Comme nous le montre
Christophe Gaultier dés la magnifique couverture du volume 1 de
Robinson Crusoé, la mer avale les hommes. Et parmi ceux-ci il en est un qu'elle prend visiblement plaisir à croquer et regurgiter chaque fois que le pauvre diable pose un pied sur une embarcation :
Robinson Crusoé.
Dans le petit préambule qui sert d'introduction à cet album,
Christophe Gaultier confie que "c'est la deuxième fois qu' (il) adapte
Robinson Crusoé, la première, (il) devait avoir douze ans, (...). C'est ce livre qui fit naitre (ses) premiers émois de lecteur de bande dessinée". Alors, comme ici on aime bien faire les choses, je me suis dit quant à moi que la seconde fois que je lirai le roman de Defoe, je le ferai juste avant d'entâmer son adaptation par
Christophe Gaultier.
Et une chose frappe alors, non pas de manière brêve et soudaine mais bel et bien dans la longueur et éclaboussant chaque page, c'est justement l'adaptation. Car ici, adapter revient à s'imprégner de l'esprit de l'oeuvre de l'illustre anglais et de la contraindre avec talent à accepter sans travestissements insensés, de se mettre en planches afin que notre auteur puisse satisfaire avec talent ses appetits d'ébéniste en crayon, plume et encre, tout cela à partir du materiel brut de ces grandes grumes de pure aventure que figure l'oeuvre de
Daniel Defoe.
Aussi Gaultier taille-t-il dans le récit et pratique-t-il aisément la parabole, délaissant une fuite d'un esclavagiste maure à Sallé, pour inventer un libertinage de circonstance dans le giron d'une grosse catin londonienne. Mais plus que le récit, ses points et ses virgules, c'est l'esprit d'aventure que véhicule et symbolise le roman de Defoe que Gaultier souhaite faire partager. Tâche qu'il accomplit d'ailleurs fort bien tant il flotte une atmosphère magnifique sur cet album, de celles qui n'omettent pas que le lecteur a forcemment déjà pris le large en compagnie d'Isaac le pirate et mis les toiles au temps des grandes épopées hollywoodiennes. Ainsi ne s'offusque-t-on pas qu'un grand roman serve de terreau fertil à une oeuvre moderne, même si pour se faire, il a bien fallut tamiser le compost initial.

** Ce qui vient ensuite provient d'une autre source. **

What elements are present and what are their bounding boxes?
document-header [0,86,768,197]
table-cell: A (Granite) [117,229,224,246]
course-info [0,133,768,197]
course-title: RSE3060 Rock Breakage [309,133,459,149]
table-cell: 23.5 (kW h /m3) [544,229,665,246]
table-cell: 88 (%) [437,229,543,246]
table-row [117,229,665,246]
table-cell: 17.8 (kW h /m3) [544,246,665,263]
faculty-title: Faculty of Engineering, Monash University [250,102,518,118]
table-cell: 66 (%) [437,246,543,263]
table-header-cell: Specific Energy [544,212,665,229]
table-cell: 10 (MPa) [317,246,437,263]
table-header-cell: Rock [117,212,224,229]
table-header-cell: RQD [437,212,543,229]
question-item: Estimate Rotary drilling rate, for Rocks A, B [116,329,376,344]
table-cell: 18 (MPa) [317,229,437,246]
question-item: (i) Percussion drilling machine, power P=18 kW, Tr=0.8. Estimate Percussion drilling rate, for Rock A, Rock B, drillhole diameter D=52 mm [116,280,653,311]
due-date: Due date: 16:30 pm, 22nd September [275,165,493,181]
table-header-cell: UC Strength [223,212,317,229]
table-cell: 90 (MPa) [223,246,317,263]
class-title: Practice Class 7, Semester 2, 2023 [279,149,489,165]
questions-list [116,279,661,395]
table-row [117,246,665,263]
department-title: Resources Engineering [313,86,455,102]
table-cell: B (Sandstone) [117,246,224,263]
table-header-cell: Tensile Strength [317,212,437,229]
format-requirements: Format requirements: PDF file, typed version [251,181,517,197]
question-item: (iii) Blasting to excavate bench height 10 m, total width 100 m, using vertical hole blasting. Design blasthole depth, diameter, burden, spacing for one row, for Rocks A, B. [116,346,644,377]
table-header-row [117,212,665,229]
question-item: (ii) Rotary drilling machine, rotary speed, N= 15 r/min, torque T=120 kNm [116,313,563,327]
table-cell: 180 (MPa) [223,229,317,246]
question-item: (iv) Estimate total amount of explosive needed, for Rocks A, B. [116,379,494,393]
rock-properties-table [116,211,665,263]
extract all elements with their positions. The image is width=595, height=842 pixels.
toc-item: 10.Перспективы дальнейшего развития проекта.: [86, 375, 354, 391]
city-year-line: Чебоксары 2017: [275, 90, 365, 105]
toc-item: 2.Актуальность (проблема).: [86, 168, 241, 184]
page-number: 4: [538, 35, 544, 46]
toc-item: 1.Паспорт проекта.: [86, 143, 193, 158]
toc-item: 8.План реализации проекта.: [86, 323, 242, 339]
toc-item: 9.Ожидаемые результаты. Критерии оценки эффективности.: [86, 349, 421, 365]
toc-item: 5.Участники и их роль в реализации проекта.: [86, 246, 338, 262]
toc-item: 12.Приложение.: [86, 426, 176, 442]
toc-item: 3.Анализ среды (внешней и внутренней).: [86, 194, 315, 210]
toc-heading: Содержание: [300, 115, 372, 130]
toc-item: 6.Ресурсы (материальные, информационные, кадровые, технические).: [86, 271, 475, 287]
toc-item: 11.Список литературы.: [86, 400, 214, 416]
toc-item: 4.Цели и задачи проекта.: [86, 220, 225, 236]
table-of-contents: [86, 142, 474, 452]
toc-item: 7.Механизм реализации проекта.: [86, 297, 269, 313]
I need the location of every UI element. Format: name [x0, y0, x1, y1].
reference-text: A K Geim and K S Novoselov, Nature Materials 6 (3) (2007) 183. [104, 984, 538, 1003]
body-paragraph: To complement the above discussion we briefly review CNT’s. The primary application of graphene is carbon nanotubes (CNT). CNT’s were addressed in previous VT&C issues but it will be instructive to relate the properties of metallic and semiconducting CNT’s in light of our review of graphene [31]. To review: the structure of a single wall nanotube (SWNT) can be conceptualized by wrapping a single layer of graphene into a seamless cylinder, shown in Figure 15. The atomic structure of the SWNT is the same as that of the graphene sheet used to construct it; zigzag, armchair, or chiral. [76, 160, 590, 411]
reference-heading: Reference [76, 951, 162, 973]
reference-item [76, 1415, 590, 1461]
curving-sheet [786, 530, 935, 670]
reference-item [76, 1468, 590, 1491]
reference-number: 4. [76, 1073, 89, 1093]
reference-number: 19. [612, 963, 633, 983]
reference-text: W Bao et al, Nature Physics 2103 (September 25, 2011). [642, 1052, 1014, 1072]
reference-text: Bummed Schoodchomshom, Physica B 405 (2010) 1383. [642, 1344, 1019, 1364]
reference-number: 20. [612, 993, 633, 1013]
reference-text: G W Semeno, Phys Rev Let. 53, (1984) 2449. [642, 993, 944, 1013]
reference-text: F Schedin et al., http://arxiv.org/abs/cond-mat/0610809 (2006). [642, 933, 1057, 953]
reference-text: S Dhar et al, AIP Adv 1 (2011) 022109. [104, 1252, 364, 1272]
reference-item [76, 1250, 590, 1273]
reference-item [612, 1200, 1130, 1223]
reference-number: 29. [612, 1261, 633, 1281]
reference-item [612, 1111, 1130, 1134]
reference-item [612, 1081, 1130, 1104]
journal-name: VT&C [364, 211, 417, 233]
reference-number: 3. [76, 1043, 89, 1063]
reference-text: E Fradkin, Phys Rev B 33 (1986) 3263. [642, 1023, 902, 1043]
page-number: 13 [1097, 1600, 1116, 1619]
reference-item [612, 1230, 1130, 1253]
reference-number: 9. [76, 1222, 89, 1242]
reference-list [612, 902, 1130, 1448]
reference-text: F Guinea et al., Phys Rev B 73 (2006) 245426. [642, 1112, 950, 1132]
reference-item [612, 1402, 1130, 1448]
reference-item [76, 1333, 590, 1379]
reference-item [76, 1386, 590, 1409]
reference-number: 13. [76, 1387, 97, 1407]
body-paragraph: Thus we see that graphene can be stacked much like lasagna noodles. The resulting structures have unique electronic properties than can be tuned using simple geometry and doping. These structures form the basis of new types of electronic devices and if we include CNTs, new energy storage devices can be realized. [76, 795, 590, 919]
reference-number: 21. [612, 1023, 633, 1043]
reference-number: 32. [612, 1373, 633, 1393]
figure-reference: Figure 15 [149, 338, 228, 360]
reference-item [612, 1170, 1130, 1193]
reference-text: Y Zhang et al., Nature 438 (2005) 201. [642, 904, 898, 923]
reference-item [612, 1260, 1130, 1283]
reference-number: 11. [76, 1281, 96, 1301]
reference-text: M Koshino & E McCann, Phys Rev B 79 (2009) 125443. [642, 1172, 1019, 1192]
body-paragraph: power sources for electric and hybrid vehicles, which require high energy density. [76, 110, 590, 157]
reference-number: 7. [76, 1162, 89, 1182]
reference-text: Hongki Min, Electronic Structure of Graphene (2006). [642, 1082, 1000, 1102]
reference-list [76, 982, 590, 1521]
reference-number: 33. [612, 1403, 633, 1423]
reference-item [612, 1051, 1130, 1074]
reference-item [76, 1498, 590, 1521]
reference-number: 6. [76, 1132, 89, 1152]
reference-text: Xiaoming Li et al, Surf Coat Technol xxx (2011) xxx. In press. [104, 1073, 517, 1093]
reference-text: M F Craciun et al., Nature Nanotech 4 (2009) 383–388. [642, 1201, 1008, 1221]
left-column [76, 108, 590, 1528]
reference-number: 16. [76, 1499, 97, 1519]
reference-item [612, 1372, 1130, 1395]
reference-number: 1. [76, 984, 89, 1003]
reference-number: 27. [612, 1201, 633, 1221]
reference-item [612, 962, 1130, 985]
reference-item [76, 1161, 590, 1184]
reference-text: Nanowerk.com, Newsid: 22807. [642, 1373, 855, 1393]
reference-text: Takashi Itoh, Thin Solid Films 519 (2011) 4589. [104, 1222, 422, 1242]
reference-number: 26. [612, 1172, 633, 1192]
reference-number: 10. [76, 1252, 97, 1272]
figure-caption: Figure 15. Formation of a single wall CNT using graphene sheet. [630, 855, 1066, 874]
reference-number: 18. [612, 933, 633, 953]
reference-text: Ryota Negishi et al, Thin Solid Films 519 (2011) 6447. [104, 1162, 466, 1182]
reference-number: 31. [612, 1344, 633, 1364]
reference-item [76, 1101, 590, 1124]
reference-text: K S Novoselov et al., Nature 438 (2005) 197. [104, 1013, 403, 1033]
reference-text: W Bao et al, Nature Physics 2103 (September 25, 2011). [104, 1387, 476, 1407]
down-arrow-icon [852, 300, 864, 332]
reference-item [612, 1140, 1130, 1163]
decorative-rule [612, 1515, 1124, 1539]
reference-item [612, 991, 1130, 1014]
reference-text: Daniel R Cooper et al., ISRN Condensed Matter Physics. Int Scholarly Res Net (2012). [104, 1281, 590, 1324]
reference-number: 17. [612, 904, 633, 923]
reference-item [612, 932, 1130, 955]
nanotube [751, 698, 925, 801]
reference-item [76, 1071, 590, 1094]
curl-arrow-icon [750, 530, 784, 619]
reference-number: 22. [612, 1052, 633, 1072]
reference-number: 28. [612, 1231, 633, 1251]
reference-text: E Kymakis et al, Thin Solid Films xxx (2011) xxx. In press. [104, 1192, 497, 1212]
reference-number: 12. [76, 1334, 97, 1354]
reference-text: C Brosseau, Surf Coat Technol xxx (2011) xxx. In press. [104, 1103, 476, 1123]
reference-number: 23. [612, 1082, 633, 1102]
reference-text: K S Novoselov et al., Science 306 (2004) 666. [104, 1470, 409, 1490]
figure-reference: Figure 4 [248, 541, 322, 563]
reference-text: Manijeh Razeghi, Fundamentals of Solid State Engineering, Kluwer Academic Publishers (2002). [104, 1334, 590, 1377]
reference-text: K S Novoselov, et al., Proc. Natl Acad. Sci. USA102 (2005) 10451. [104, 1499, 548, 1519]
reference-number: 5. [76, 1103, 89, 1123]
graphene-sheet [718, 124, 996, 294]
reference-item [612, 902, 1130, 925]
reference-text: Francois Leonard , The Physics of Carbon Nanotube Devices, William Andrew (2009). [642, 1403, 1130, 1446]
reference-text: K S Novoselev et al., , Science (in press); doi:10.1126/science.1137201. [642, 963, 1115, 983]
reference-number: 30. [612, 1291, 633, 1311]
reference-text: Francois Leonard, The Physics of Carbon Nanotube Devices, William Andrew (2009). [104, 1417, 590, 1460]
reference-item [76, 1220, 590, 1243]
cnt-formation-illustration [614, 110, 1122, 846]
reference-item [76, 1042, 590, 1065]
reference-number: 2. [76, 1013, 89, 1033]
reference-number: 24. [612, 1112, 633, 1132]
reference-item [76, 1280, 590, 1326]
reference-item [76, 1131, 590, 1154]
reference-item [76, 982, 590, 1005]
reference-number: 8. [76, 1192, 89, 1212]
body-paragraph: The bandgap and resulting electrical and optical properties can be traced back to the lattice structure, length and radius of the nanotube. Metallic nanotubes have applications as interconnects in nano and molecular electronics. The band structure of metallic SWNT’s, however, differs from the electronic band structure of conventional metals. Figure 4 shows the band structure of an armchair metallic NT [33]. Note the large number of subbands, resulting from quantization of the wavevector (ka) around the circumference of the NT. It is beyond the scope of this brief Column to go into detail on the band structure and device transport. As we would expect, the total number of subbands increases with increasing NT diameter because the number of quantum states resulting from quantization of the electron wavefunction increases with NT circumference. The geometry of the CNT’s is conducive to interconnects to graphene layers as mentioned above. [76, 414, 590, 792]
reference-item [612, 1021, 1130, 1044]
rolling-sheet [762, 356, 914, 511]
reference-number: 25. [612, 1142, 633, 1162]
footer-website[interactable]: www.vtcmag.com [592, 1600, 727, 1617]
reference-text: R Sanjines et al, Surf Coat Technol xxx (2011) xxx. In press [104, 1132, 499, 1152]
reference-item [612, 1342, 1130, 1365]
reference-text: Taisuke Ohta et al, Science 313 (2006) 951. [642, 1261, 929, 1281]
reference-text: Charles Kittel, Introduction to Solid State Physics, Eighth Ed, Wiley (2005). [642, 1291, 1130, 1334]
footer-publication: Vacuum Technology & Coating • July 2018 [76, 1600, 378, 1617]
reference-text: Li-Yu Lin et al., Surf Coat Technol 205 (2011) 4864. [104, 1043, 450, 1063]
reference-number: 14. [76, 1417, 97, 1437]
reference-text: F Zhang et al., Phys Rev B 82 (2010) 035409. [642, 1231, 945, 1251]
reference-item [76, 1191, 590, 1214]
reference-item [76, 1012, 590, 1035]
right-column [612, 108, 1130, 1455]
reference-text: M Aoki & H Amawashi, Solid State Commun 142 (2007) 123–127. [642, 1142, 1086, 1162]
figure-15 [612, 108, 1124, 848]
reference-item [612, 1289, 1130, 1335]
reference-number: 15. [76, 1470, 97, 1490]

Reste à noter que pour ses premiers pas d'auteur complet,
Christophe Gaultier a doublement choisi, d'abord avec "Casquette Motul" et maintenant avec
Robinson Crusoé, de revenir chasser sur les terres oniriques de sa propres enfance. A croire vraiment, que lorsqu'ils rêvent éveillés, il importe peu d'aller coucher les enfants de bonne heure.